DIRECT achieves better overall performance

Traditional direct coupling analysis (DCA) for RNA contact prediction has some drawbacks. For one, DCA requires a sufficient number of homologous sequences for accurate sequence co-evolution analysis, which may not be readily available. Moreover, a co-evolving pair of nucleotides can interact within the same molecule (intra-molecule) or across the homodimer interface (inter-molecule) of the RNA. In addition, several unknown factors, other than intra- or inter-molecular interactions, can result in co-evolving pairs and make it difficult to detect the true contacts among the evolving pairs without additional information. One way to overcome this difficulty is to augment the contact detection of a target RNA sequence with additional information on the structural contact template expected of the RNA class to which the target RNA belongs. To this end, we employ a Restricted Boltzmann Machine to learn the contact template of RNAs by using the structures and then improve the contact predictions (Additional file 1: Figure S1).

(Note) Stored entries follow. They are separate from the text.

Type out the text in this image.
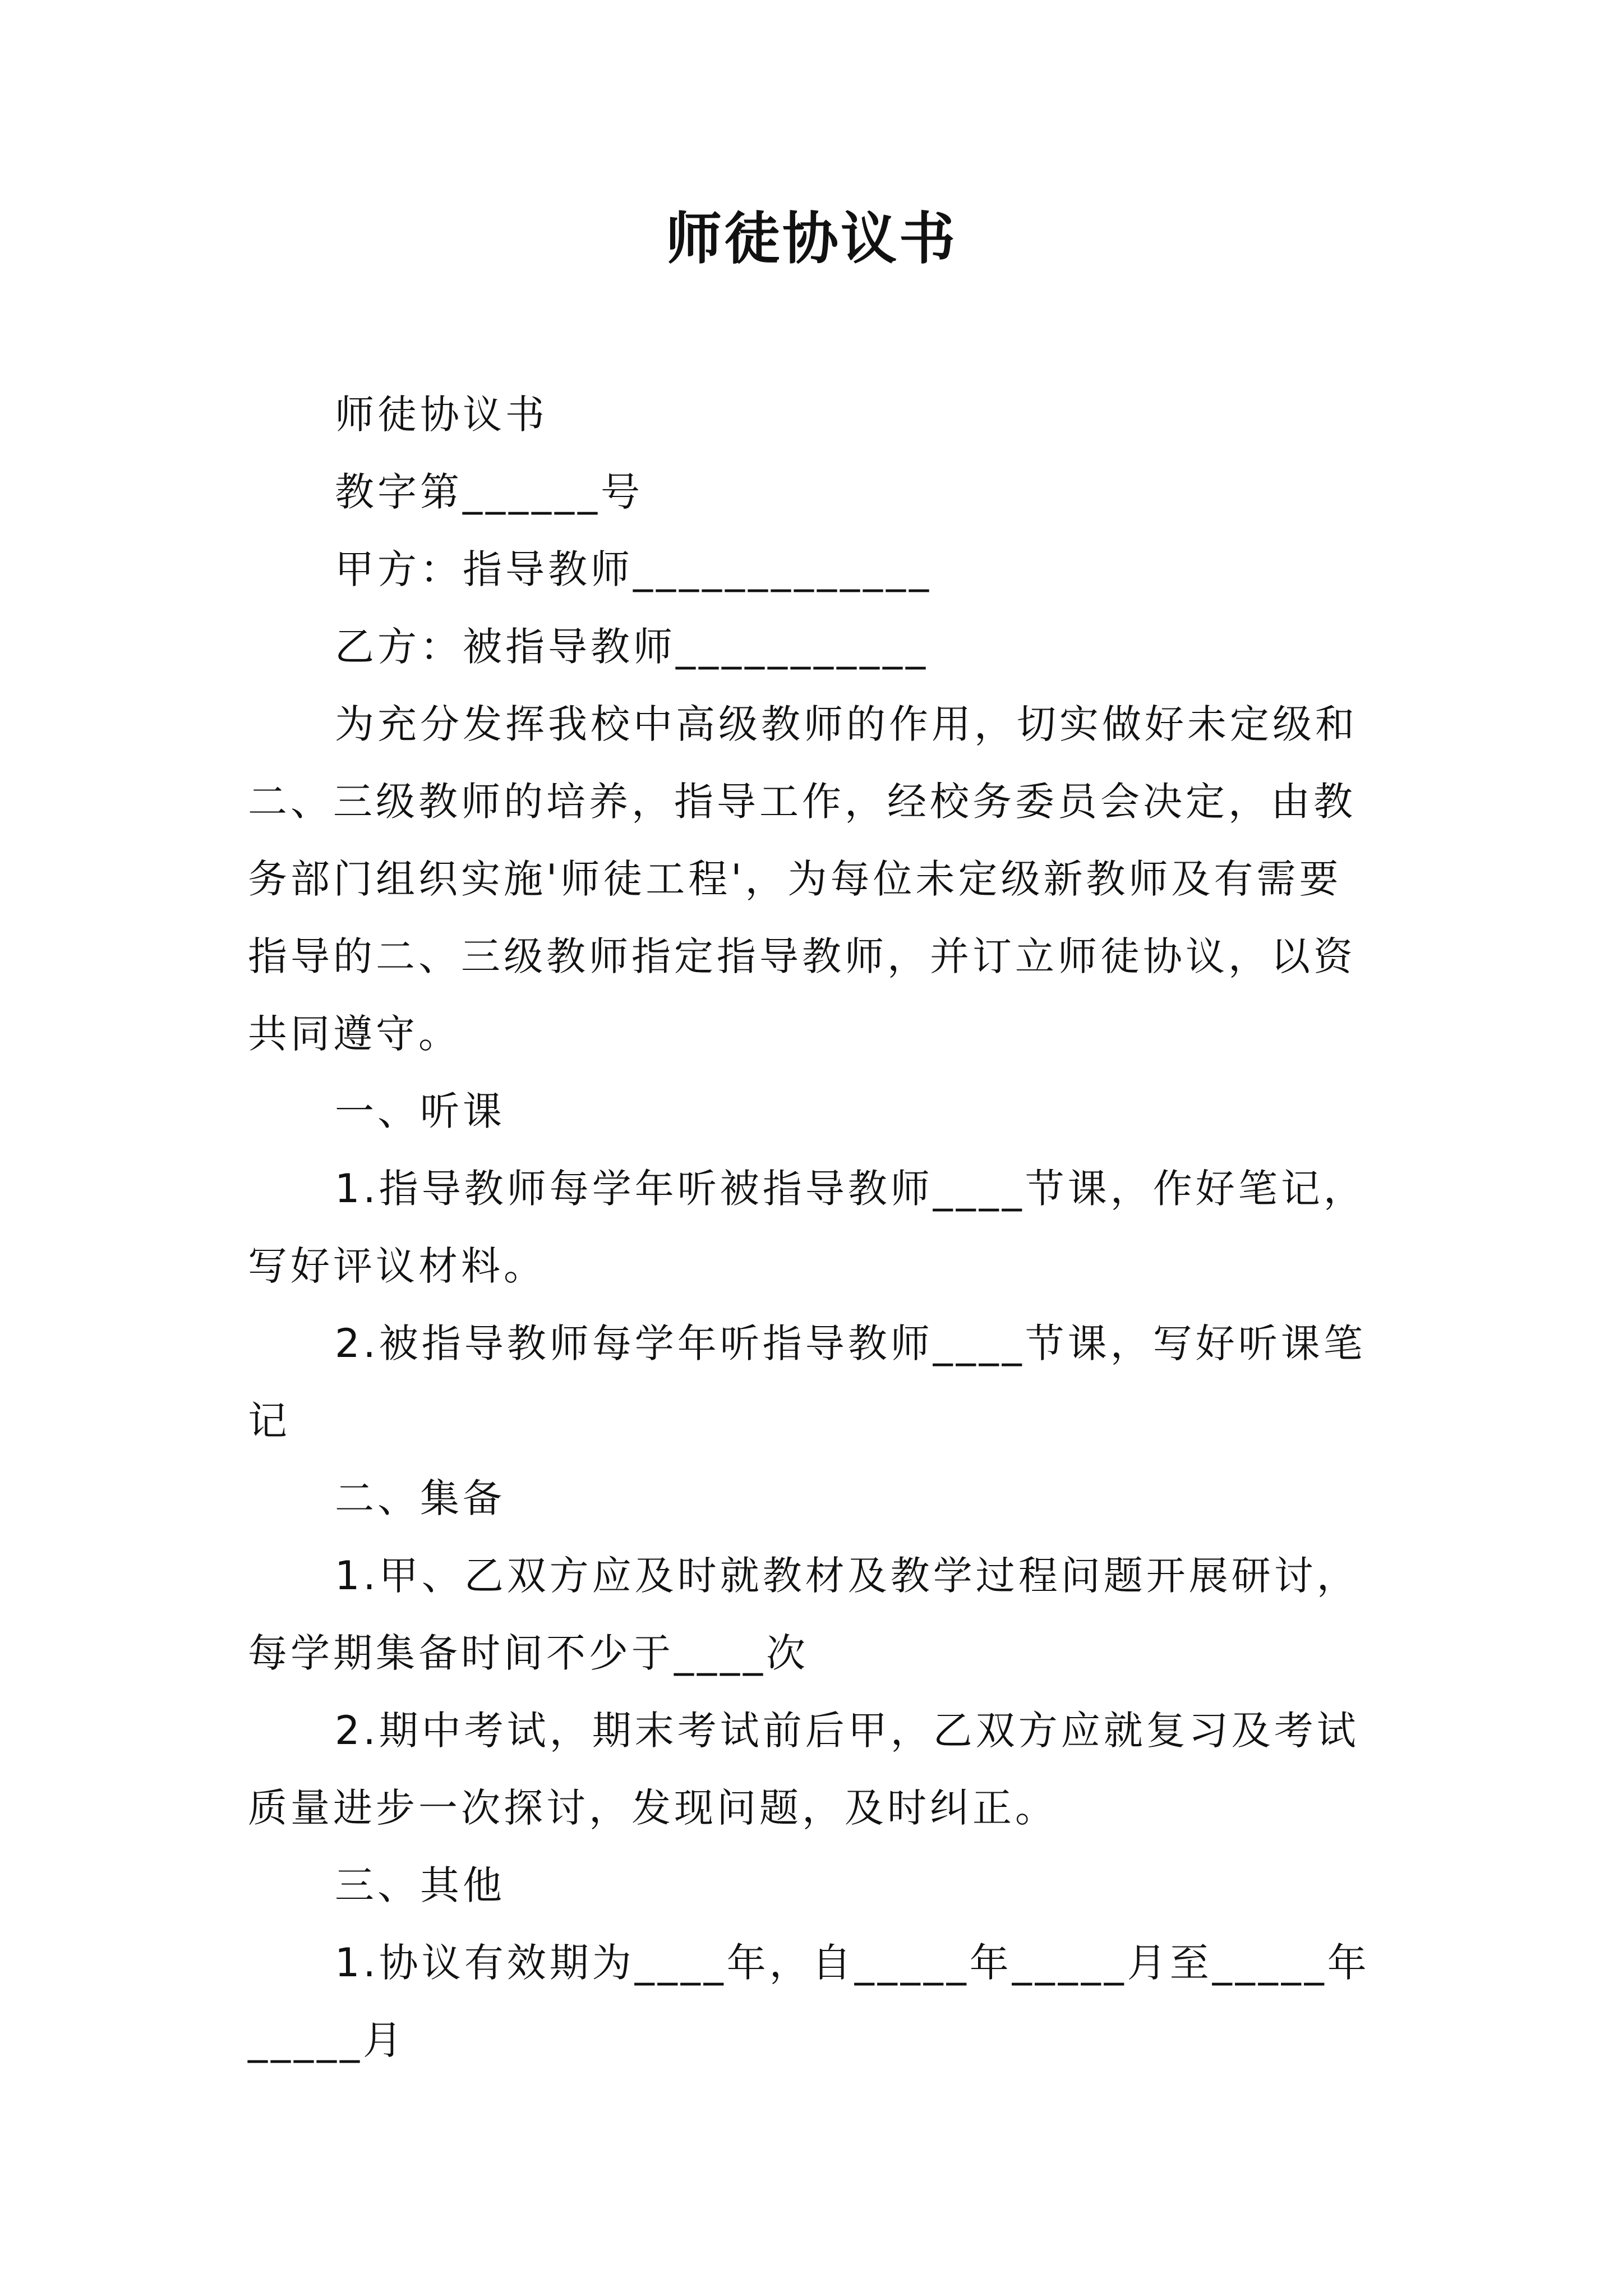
师徒协议书

师徒协议书

教字第______号

甲方：指导教师_____________

乙方：被指导教师___________

为充分发挥我校中高级教师的作用，切实做好未定级和二、三级教师的培养，指导工作，经校务委员会决定，由教务部门组织实施'师徒工程'，为每位未定级新教师及有需要指导的二、三级教师指定指导教师，并订立师徒协议，以资共同遵守。

一、听课

1.指导教师每学年听被指导教师____节课，作好笔记，写好评议材料。

2.被指导教师每学年听指导教师____节课，写好听课笔记

二、集备

1.甲、乙双方应及时就教材及教学过程问题开展研讨，每学期集备时间不少于____次

2.期中考试，期末考试前后甲，乙双方应就复习及考试质量进步一次探讨，发现问题，及时纠正。

三、其他

1.协议有效期为____年，自_____年_____月至_____年_____月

We used a published riboswitch benchmark dataset to evaluate DIRECT described in Methods (Additional file 1: Table S1, Figure S2) [34]. Six target RNAs are tested as shown in Fig. 1a, b, c, d, e, f. For a given target RNA, the RNA itself and its homologs are removed from the training set. We compare the success rate of mfDCA and DIRECT in predicting the true intra-molecular contacts from the top detected co-evolving pairs (up to top 100). As shown in Fig. 1a, b, c, d, e, f, DIRECT is 5%~ 7% more precise (positive predictive value defined in Methods) than mfDCA for 1Y26, 2GDI, 2GIS, and 3IRW predictions. There is also a slight increase by 2% for 3OWI prediction. The improvement continued beyond the top 100 pairs. The only exception is 3VRS, for it differs from others by its higher-order RNA architecture stabilized by pseudoknots with few standard Watson-Crick pairs, which may lead to a low accuracy for contact prediction. The average increase in true positive is 13%. We further evaluated our method DIRECT comparing it to plmDCA, an algorithm that infers the direct coupling using pseudo-likelihood maximization. As shown in Fig. 1g, h, i, j, k, l, DIRECT is 6%~ 8% more precise (positive predictive value defined in Methods) than plmDCA for 1Y26, 2GIS, and 3OWI predictions. There is also a slight increase by 2% for 3IRW prediction. Though DIRECT produces lower PPV in 2GDI and 3VRS, DIRECT has 11% more true positive on average.

DIRECT improves predictions for long-range contacts

A contact range measures the sequence distance between the two nucleotides in the contact. Contacts at different ranges convey different information. Short-range contacts in an RNA molecule reflect its local secondary structure. Long-range contacts are base pairs whose contact is based on folding back, loop-loop, or junction interactions. The loop-loop and junction interactions dictate the RNA topology of its structure and are likely to be more useful than secondary structure pairs in structure prediction. A slight improvement in long-range contact prediction, therefore, can have a significant impact on the accuracy and speed of RNA tertiary structure modeling because long-range contacts drastically reduce the structural space that needs to be searched for modeling. Prediction based on long-range contacts remains difficult for most traditional methods. DCA predicts more accurately for short- (5~12 nt) and medium-range (13~24 nt) contacts, but less accurately for long-range (24 nt+) contacts. DIRECT, however, utilizes the structural contact template to re-rank DCA predictions and is able to improve the long-range contact prediction (shown in Additional file 1: Table S2).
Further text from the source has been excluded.